From prep meetings I have had over the last two weeks, I know that somethings at work have changed: our files have evolved, people have moved on and others have joined the team, we are facing new opportunities and challenges. But it is not the newness and all the catching up that I have had to mentally prepare for. What I have had to prepare myself for the most is all the things that I know have not changed. All the things that contributed to my burnout in the first place, still there waiting for me. If I am being honest, somedays returning feels like the textbook definition of insanity.
But then I remember that there is one major difference: me. I have changed. I am a different person than I was in September. I finally feel like I know who I am for the first time in decades. I have set boundaries for myself, I know what my priorities are and I have had the chance to re-evaluate my plan for my one wild and precious life (thank you Mary Oliver).
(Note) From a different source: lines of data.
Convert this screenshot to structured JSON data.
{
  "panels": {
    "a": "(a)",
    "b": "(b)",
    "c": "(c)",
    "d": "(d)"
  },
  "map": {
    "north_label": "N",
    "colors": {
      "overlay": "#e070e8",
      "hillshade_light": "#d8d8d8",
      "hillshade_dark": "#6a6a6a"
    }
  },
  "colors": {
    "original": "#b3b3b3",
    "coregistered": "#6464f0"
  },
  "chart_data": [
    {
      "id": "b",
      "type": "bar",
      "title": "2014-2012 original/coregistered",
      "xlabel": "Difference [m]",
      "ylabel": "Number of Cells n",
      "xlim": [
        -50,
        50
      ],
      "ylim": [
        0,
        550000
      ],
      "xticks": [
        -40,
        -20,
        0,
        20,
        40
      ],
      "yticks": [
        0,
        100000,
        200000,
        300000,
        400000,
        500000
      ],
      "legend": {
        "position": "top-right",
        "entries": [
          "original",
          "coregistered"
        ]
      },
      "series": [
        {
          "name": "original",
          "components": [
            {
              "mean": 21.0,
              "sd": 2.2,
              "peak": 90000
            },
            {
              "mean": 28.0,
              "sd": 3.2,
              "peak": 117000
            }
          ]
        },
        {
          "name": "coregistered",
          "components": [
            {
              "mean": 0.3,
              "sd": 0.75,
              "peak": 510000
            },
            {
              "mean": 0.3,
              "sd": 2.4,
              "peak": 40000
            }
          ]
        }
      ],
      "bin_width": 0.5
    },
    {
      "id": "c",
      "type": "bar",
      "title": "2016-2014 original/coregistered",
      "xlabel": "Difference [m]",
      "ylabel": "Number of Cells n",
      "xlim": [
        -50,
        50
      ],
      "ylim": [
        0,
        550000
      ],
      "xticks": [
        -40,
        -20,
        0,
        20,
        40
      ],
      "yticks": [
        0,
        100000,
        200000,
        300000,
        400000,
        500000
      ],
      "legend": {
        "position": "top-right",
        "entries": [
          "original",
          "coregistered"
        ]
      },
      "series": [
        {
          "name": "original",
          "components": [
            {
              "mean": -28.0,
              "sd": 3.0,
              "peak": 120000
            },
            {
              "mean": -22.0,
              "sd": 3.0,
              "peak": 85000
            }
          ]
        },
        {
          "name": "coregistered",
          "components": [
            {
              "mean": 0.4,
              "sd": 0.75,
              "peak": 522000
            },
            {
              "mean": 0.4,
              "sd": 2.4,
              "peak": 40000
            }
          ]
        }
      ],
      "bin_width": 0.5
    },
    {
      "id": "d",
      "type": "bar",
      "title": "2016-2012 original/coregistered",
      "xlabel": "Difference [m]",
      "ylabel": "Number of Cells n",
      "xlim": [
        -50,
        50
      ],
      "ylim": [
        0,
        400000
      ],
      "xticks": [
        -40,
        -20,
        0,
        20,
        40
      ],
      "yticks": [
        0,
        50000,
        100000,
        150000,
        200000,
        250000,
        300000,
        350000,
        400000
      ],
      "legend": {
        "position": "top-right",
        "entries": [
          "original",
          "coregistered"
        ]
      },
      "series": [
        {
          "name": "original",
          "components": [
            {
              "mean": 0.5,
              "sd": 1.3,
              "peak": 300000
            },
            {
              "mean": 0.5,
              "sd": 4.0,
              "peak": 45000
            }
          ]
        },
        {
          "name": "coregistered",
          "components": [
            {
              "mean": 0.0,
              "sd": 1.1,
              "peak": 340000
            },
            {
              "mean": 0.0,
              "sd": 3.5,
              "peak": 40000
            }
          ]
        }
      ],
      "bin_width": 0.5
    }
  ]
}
So will I be able to handle the same old stressors differently? I won’t know for sure until I try. I am a lot more self-aware now, I have a better sense of what triggers my anxiety at work and I understand that to be successful I need pockets of rest (dare I say this could be the end of 8 hour days of back-to-back meetings). Most importantly, I know that if I am not deliberate, vigilant even, in managing myself then I will risk the progress I have made in my recovery. Everything that I have worked so hard to achieve in the last 185 days. Nothing is worth that.